Ce qu'il faut sauter
- N'essaie pas de mettre la plage à midi. C'est l'erreur qui gâche la journée : un littoral ouvert sans ombre naturelle, en août, à treize heures.
- Ne te déplace pas en voiture dans la ville. Le centre est un entrelacs de ruelles et les plages sont à sept minutes de la gare : les indications sur les transports sont dans comment aller à Albenga.
- Ne fais pas le centre historique au pas de course pour aller à la mer. Le baptistère et les tours sont la raison pour laquelle cette ville vaut une journée entière et pas une demi-journée de plage : le reste de la liste est dans que voir à Albenga.
Avec des enfants l'ordre est le même mais les durées se raccourcissent, et il existe une façon de raconter les tours qui marche : elle est dans Albenga avec des enfants.
Questions fréquentes
Un jour suffit-il pour Albenga ?
Oui, si l'ordre est le bon : centre historique le matin, musée ou centre de visite aux heures centrales, plage de l'après-midi au soir. Tout tient à quelques minutes à pied, donc la contrainte n'est pas la distance mais le soleil.
Quel est le meilleur ordre pour visiter Albenga en un jour ?
Baptistère et tours entre neuf heures et midi, quand les ruelles sont à l'ombre ; Musée Naval Romain aux heures centrales, à l'abri ; plage à partir de quinze heures. L'inverse — plage à midi et centre l'après-midi — est la séquence qui gâche la journée.
Que voit-on à Albenga en un jour ?
Le baptistère du Ve siècle, le plus ancien édifice encore debout de Ligurie ; les tours médiévales du centre historique ; le Musée Naval Romain avec la cargaison d'un navire coulé entre 100 et 90 av.
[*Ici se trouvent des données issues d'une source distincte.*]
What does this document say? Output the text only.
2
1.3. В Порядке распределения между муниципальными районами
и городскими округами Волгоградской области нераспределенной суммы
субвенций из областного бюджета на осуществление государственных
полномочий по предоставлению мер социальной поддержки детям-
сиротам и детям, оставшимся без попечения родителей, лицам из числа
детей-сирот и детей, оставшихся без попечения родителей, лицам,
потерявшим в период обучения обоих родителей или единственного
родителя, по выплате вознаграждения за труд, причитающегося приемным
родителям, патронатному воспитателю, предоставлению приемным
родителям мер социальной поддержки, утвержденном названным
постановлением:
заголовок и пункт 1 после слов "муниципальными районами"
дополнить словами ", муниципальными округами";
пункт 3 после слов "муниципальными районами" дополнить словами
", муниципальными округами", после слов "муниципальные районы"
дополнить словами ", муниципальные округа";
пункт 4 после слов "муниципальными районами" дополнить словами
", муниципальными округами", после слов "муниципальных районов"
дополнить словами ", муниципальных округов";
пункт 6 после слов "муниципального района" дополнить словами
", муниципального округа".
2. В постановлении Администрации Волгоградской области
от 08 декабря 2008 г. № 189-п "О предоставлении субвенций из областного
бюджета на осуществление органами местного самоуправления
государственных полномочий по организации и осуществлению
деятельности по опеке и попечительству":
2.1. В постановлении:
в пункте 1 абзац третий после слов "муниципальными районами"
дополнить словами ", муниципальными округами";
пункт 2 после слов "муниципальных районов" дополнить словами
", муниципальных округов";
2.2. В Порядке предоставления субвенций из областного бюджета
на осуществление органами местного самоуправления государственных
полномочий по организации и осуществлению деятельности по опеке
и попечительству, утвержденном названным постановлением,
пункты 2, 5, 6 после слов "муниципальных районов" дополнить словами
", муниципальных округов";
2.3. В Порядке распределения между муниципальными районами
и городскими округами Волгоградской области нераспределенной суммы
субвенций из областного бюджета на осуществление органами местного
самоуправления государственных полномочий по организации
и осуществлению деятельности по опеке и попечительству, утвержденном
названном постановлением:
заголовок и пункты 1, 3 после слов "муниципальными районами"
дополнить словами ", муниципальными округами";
J.-C. ; et près d'un kilomètre et demi de plage de sable à sept minutes de la gare.
Combien de temps faut-il pour le centre historique d'Albenga ?
Environ trois heures pour le baptistère, les tours et les ruelles, sans se presser. C'est la partie qu'il ne faut pas comprimer : c'est pourquoi Albenga vaut une journée entière.
Vaut-il la peine de rester deux jours à Albenga ?
Le deuxième jour n'ajoute pas de monuments, il ajoute des heures : le centre historique au coucher du soleil est une autre ville, et une matinée entière à la plage est ce qu'un seul jour ne permet jamais.